Peel Hunt said that Lloyds had achieved the difficult feat of simultaneously making market-leading levels of provisions for motor finance, beating 2024 profit expectations, holding the line on future guidance and keeping capital return credentials at high levels.

In last week’s results, Lloyds announced a buyback of £1.7 billion and increased the dividend by 15% to 3.17p a share - compared with the 3.09p consensus. The CET1 capital buffer was in line with guidance of 13.5%.

Deutsche Bank pointed out today that Lloyds generates £5-6 billion of organic capital per year on top of an existing excess capital position.

Even with further dividend growth of 15-20% a year, it said the Lloyds dividend payout ratio to earnings remains in the mid 40s.
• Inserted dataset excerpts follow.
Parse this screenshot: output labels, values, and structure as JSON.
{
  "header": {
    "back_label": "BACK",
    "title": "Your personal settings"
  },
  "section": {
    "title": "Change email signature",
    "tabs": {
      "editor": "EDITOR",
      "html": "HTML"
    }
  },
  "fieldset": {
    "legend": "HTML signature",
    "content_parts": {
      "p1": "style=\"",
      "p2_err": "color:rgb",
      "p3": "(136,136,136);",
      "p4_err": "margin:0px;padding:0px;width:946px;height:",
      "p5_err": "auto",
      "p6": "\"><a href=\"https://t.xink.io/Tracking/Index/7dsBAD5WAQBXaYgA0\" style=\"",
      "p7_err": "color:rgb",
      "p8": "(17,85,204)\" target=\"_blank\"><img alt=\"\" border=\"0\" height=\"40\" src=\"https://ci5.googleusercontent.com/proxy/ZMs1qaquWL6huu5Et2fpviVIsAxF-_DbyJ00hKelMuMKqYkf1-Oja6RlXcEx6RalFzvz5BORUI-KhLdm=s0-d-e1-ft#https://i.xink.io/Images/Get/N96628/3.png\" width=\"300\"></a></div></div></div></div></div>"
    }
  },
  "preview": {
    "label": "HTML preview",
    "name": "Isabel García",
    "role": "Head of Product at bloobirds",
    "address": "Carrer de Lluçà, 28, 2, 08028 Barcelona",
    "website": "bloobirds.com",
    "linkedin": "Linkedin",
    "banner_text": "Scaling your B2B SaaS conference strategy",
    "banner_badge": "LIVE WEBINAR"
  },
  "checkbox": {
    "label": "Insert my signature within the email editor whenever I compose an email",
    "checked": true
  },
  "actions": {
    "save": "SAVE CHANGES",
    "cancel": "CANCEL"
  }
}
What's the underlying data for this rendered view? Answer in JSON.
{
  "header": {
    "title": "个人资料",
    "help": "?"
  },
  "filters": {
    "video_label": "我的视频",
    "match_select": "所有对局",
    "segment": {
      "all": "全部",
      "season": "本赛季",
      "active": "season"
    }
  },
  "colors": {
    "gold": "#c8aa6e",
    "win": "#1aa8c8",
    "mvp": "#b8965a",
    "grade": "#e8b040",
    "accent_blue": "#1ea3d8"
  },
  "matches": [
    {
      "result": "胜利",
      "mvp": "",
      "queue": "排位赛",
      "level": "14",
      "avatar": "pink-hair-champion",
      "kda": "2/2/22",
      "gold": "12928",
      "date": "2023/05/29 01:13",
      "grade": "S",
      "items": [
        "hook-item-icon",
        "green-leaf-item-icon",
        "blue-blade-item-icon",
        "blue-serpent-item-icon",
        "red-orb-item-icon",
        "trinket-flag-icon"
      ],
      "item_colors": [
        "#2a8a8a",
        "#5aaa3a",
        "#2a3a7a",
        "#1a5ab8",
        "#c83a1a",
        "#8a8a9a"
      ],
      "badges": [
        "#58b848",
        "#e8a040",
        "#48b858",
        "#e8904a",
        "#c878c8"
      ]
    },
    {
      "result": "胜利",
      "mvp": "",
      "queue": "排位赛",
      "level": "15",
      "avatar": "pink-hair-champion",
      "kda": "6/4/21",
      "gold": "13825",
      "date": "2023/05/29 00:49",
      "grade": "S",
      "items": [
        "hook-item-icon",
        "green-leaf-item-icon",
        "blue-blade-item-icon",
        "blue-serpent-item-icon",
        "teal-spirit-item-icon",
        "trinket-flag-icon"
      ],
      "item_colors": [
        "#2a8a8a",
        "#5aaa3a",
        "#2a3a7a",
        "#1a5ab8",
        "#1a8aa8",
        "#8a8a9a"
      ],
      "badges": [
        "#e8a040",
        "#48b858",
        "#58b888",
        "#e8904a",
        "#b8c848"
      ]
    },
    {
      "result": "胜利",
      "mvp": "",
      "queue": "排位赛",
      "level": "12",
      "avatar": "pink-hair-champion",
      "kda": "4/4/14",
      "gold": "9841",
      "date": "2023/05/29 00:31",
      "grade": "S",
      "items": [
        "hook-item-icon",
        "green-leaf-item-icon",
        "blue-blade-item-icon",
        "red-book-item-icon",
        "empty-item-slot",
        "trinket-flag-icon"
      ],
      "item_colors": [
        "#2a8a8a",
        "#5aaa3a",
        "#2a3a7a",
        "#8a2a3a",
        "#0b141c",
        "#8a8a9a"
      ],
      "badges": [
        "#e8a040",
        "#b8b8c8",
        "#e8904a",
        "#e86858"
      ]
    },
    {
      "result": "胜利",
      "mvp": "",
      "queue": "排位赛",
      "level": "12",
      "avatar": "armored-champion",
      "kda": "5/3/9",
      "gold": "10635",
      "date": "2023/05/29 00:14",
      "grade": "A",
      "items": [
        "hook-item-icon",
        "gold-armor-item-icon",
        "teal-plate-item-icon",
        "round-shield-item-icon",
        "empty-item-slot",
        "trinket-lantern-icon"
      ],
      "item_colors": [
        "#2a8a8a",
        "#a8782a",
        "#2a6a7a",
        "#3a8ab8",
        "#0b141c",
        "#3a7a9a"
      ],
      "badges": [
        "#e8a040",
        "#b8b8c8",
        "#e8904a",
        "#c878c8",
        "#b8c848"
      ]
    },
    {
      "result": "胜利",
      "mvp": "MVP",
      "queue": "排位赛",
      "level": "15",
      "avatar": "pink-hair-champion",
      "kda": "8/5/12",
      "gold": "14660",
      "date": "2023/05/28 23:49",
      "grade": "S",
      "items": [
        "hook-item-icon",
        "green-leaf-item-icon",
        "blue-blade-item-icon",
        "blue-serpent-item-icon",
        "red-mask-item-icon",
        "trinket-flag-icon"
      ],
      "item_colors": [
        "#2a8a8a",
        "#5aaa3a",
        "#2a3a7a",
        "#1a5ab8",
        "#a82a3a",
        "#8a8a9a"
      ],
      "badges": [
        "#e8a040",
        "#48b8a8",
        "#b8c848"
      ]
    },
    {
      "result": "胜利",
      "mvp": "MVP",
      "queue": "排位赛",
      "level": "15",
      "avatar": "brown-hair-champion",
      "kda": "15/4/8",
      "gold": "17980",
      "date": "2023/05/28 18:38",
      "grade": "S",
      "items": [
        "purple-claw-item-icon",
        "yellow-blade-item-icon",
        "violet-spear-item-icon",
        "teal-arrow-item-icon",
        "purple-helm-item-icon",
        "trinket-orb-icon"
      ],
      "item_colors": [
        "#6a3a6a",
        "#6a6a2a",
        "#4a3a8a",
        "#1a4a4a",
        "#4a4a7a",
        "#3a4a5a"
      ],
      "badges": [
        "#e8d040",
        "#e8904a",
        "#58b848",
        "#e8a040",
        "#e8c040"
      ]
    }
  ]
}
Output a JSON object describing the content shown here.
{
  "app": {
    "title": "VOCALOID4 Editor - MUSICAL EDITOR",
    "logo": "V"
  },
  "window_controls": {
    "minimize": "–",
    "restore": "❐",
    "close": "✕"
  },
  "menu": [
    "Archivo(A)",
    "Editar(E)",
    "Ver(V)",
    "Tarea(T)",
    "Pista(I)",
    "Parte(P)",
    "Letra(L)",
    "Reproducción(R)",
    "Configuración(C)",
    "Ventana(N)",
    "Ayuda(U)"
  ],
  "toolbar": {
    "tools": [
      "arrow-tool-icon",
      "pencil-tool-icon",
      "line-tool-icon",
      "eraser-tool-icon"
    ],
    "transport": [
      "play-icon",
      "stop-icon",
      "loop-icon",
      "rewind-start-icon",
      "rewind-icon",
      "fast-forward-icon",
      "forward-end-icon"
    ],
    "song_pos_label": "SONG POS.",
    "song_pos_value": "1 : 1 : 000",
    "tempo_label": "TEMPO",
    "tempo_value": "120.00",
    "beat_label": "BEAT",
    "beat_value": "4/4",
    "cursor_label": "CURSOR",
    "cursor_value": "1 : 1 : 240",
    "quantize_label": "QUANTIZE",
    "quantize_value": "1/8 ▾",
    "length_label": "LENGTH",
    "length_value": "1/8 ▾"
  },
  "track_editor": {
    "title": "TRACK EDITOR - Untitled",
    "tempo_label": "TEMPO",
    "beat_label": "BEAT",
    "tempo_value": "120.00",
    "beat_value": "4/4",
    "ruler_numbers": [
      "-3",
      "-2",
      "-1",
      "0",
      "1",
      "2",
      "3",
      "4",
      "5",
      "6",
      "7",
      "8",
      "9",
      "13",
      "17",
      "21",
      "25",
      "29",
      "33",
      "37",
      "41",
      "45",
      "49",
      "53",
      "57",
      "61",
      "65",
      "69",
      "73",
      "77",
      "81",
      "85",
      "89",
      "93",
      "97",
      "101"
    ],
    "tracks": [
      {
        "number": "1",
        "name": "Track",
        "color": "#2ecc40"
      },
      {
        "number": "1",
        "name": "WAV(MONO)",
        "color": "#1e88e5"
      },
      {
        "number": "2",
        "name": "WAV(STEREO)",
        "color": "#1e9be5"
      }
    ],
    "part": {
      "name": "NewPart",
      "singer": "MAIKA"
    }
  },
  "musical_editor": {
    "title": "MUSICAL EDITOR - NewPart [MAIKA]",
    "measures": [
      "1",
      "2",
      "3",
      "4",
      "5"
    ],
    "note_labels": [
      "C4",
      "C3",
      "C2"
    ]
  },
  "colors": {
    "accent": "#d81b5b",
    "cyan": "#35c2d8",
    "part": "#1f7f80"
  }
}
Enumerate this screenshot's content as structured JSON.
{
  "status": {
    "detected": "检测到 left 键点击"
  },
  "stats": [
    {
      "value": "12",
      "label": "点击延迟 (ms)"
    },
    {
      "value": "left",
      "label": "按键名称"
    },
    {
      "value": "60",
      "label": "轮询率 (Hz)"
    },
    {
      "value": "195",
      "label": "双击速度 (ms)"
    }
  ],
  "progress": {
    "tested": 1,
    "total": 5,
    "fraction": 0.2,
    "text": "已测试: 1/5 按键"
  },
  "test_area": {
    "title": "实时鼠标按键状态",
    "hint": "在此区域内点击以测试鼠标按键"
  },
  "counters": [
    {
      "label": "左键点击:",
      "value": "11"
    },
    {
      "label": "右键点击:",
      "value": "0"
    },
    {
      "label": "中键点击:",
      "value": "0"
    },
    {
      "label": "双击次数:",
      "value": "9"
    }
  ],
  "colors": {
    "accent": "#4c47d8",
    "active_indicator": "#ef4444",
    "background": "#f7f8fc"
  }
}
This means a sizeable step up in buyback is therefore required if Lloyds is committed to paying down to a 13% CET1 ratio by 2026. By 2027, the bank expects capital returns per share to be almost double the 2024 reported level.

It added: “If the business plan continues to deliver, there is further substantial upside for shareholders.”

Lloyds is the favourite pick of Jefferies, which has reiterated Buy recommendations on all three UK-focused banks following a strong results season.

It said: “We haven't been through all 2,077 pages of disclosure (excluding subsidiary accounts) just yet. But refreshingly, what we have seen at Barclays, Lloyds and NatWest is of little surprise.

“That's what happens when 50% of net interest income is driven by the liability side of the balance sheet and accounting earnings flow through to capital with limited distortion.”